Genetic dissection of disease mechanisms
Our basic approach is to genetically manipulate and change genes in mice and to determine the effects of these mutations in development of the whole organism and in diseases. From these mutations we are trying to establish basic principles of development and basic mechanisms of disease pathogenesis.
First evidence of complete cardiac regeneration in humans.
Each year, 17 million people around the world die of cardiovascular diseases, 2 million of them in the EU alone (WHO). Even though medical care for cardiac patients has improved tremendously and the immediate fatality rate has dropped, most patients still face permanent damage leading to chronic heart failure. During a heart attack, cardiac muscle cells die and are replaced by scar tissue. But scar tissue cannot pump, which leads to limitations in cardiac function and a weakening of the heart muscle. So far, heart muscle cells lost in adults cannot be efficiently regenerated despite innovative approaches such as stem cell therapy. Pioneering experiments demonstrated that fish can completely regenerate the heart following resection of the heart apex, spurning a plethora of studies using fish as a model organism.

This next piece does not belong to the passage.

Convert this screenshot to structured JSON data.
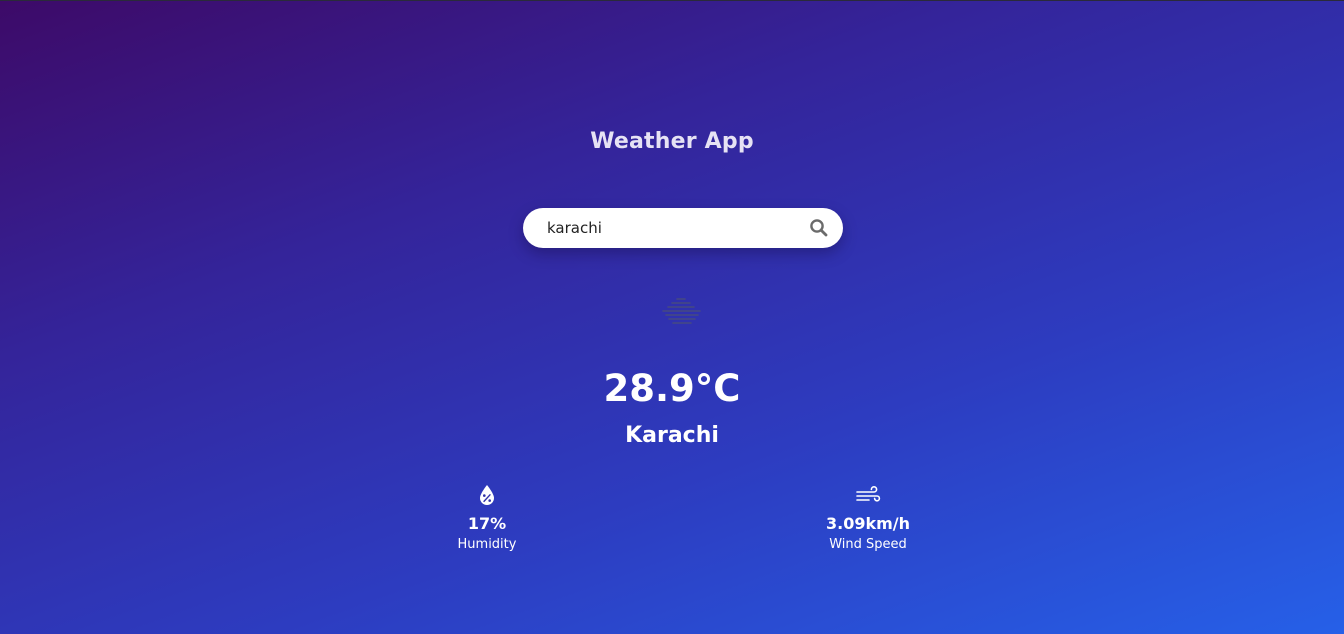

Our group and Olson’s group have recently reported complete morphologic and functional cardiac repair in newborn mice following severe myocardial infarction. Two key issues remain to translate findings in model organisms to future therapies in humans: what is the mechanism and can cardiac regeneration indeed occur in newborn humans? We now report the case of a newborn child suffering from a severe myocardial infarction due to coronary artery occlusion. The child developed massive cardiac damage as defined by serum markers for cardiomyocyte cell death, electrocardiograms, echocardiography, and cardiac angiography (Figure 1). Remarkably, within weeks after the initial ischemic insult, we observed functional cardiac recovery, which translated into long-term normal heart function. These data indicate that, similar to neonatal rodents, newborn humans have the intrinsic capacity to repair myocardial damage and completely recover cardiac function (Haubner et al. Circ. Research 2015).

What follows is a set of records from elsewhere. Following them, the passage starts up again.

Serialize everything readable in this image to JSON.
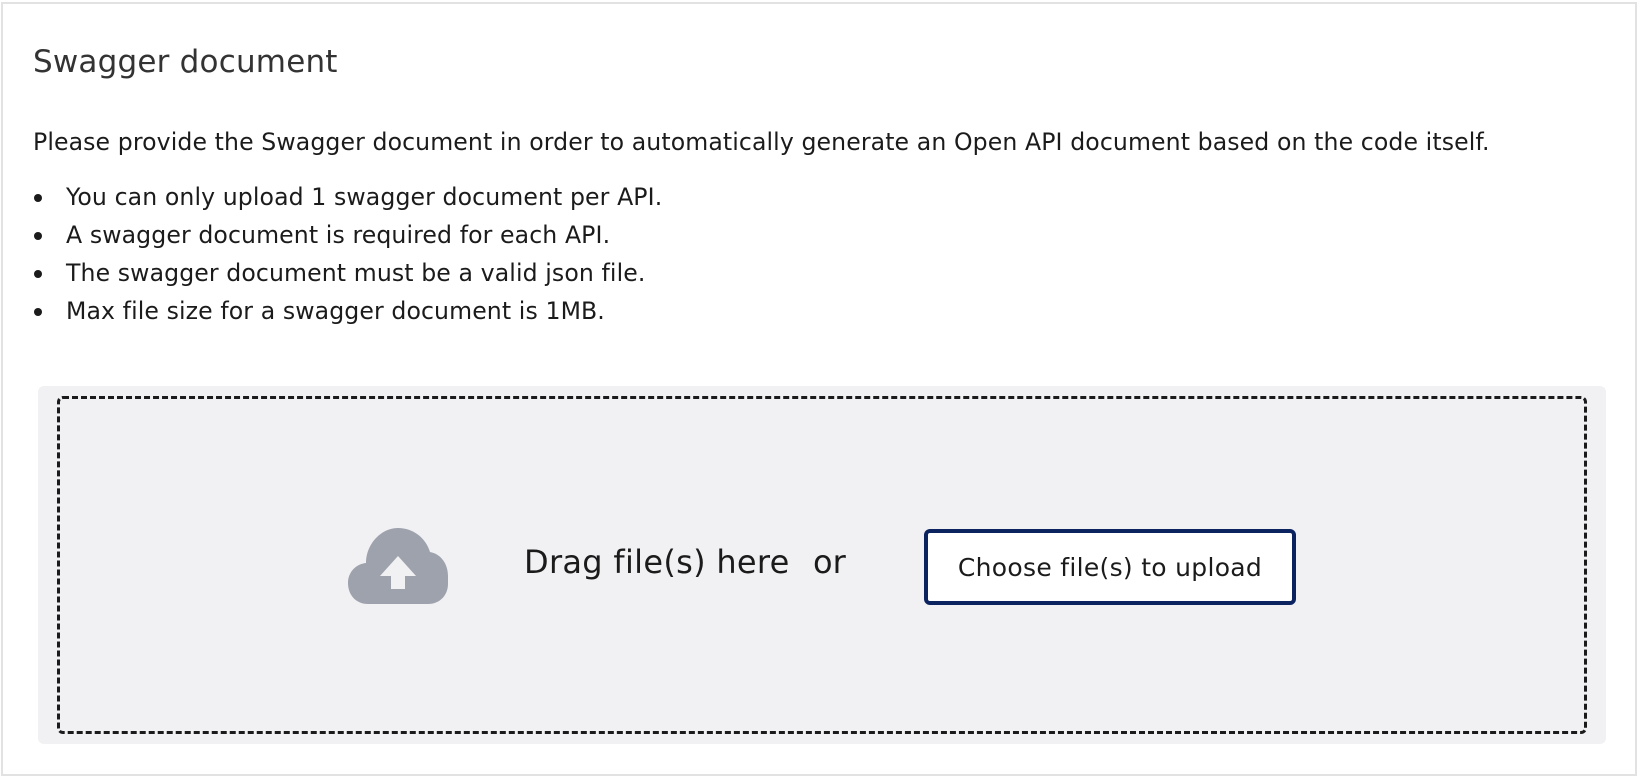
{
  "section": {
    "title": "Swagger document",
    "description": "Please provide the Swagger document in order to automatically generate an Open API document based on the code itself.",
    "rules": [
      "You can only upload 1 swagger document per API.",
      "A swagger document is required for each API.",
      "The swagger document must be a valid json file.",
      "Max file size for a swagger document is 1MB."
    ]
  },
  "upload": {
    "icon": "cloud-upload-icon",
    "drag_label": "Drag file(s) here",
    "or_label": "or",
    "choose_button_label": "Choose file(s) to upload"
  },
  "colors": {
    "button_border": "#0b2460",
    "dropzone_background": "#f1f1f3",
    "icon_gray": "#9ea2ad"
  }
}
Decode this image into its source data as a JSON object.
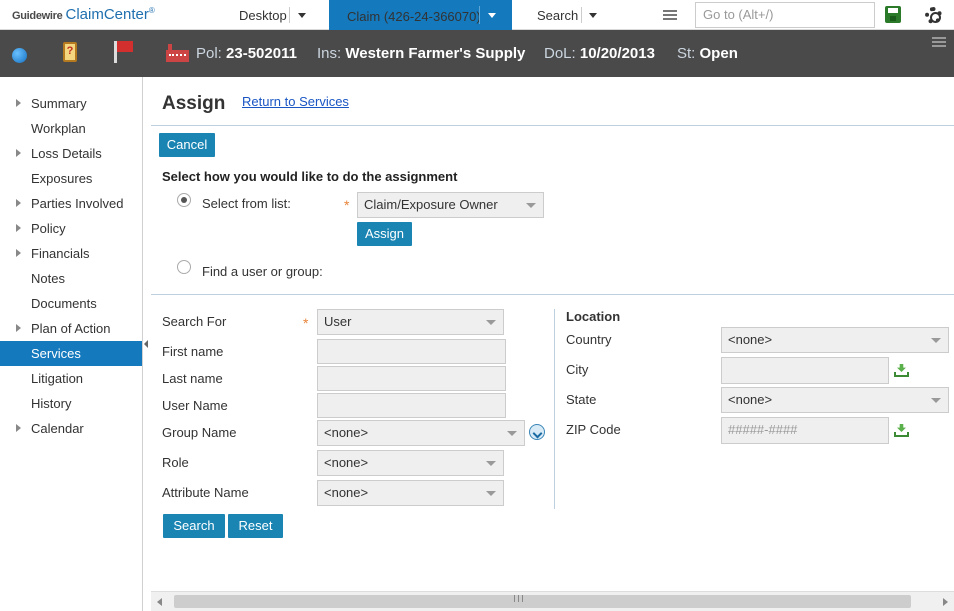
{
  "topbar": {
    "logo_brand": "Guidewire",
    "logo_product": "ClaimCenter",
    "logo_mark": "®",
    "tab_desktop": "Desktop",
    "tab_claim": "Claim (426-24-366070)",
    "tab_search": "Search",
    "goto_placeholder": "Go to (Alt+/)",
    "icons": [
      "menu-icon",
      "save-icon",
      "gear-icon"
    ]
  },
  "infobar": {
    "policy_key": "Pol:",
    "policy_value": "23-502011",
    "insured_key": "Ins:",
    "insured_value": "Western Farmer's Supply",
    "dol_key": "DoL:",
    "dol_value": "10/20/2013",
    "status_key": "St:",
    "status_value": "Open",
    "clipboard_glyph": "?",
    "icons": [
      "globe-icon",
      "clipboard-icon",
      "flag-icon",
      "factory-icon",
      "menu-icon"
    ]
  },
  "sidebar": {
    "items": [
      {
        "label": "Summary",
        "expandable": true
      },
      {
        "label": "Workplan",
        "expandable": false
      },
      {
        "label": "Loss Details",
        "expandable": true
      },
      {
        "label": "Exposures",
        "expandable": false
      },
      {
        "label": "Parties Involved",
        "expandable": true
      },
      {
        "label": "Policy",
        "expandable": true
      },
      {
        "label": "Financials",
        "expandable": true
      },
      {
        "label": "Notes",
        "expandable": false
      },
      {
        "label": "Documents",
        "expandable": false
      },
      {
        "label": "Plan of Action",
        "expandable": true
      },
      {
        "label": "Services",
        "expandable": false,
        "active": true
      },
      {
        "label": "Litigation",
        "expandable": false
      },
      {
        "label": "History",
        "expandable": false
      },
      {
        "label": "Calendar",
        "expandable": true
      }
    ]
  },
  "main": {
    "title": "Assign",
    "return_link": "Return to Services",
    "cancel_button": "Cancel",
    "section_title": "Select how you would like to do the assignment",
    "option_list_label": "Select from list:",
    "option_list_selected": true,
    "assign_select_value": "Claim/Exposure Owner",
    "assign_button": "Assign",
    "option_find_label": "Find a user or group:",
    "option_find_selected": false,
    "required_mark": "*",
    "search": {
      "search_for_label": "Search For",
      "search_for_value": "User",
      "first_name_label": "First name",
      "first_name_value": "",
      "last_name_label": "Last name",
      "last_name_value": "",
      "user_name_label": "User Name",
      "user_name_value": "",
      "group_name_label": "Group Name",
      "group_name_value": "<none>",
      "role_label": "Role",
      "role_value": "<none>",
      "attribute_label": "Attribute Name",
      "attribute_value": "<none>",
      "search_button": "Search",
      "reset_button": "Reset"
    },
    "location": {
      "heading": "Location",
      "country_label": "Country",
      "country_value": "<none>",
      "city_label": "City",
      "city_value": "",
      "state_label": "State",
      "state_value": "<none>",
      "zip_label": "ZIP Code",
      "zip_placeholder": "#####-####"
    }
  },
  "colors": {
    "accent_blue": "#1479bd",
    "button_blue": "#1a84b3",
    "infobar_bg": "#4a4a4a",
    "required_orange": "#e8843a",
    "link_blue": "#1a55c4"
  }
}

Identification of a critical transcriptional regulator of pain perception.
Chronic and acute pain affects millions of people worldwide producing an enormous financial and quality of life burden. The detection of noxious or damaging stimuli (nociception) is an ancient process that alerts living organisms to environmental dangers. Harmful stimuli activate receptors on specific sensory neurons called nociceptors, which mediate information transfer via the spinal cord to higher order processing centers resulting in protective behaviors and awareness of pain. Pain perception is essential for an animal to thrive, and human patients that cannot sense pain, such as patients with hereditary sensory and autonomic neuropathy (HSAN), die prematurely due to multiple injuries.
PR homology domain-containing member 12 (PRDM12) belongs to a family of conserved transcription factors implicated in cell fate decisions. We show that PRDM12 is a key regulator of sensory neuronal specification in Xenopus. Modeling of human PRDM12 mutations that cause hereditary sensory and autonomic neuropathy (HSAN) revealed remarkable conservation of the mutated residues in evolution. Expression of wild-type human PRDM12 in Xenopus induced the expression of sensory neuronal markers, which was reduced using various human PRDM12 mutants. In Drosophila, we identified Hamlet as the functional PRDM12 homologue that controls nociceptive behavior in sensory neurons. Furthermore, expression analysis of human patient fibroblasts with PRDM12 mutations uncovered possible downstream target genes. Knockdown of several of these target genes including thyrotropin-releasing hormone degrading enzyme (TRHDE) in Drosophila sensory neurons resulted in altered cellular morphology and impaired nociception. These data show that PRDM12 and its functional fly homologue Hamlet are evolutionary conserved master regulators of sensory neuronal specification and play a critical role in pain perception. Our data also uncover novel pathways in multiple species that regulate evolutionary conserved nociception (Nagy et al. Cell Cycle 2015).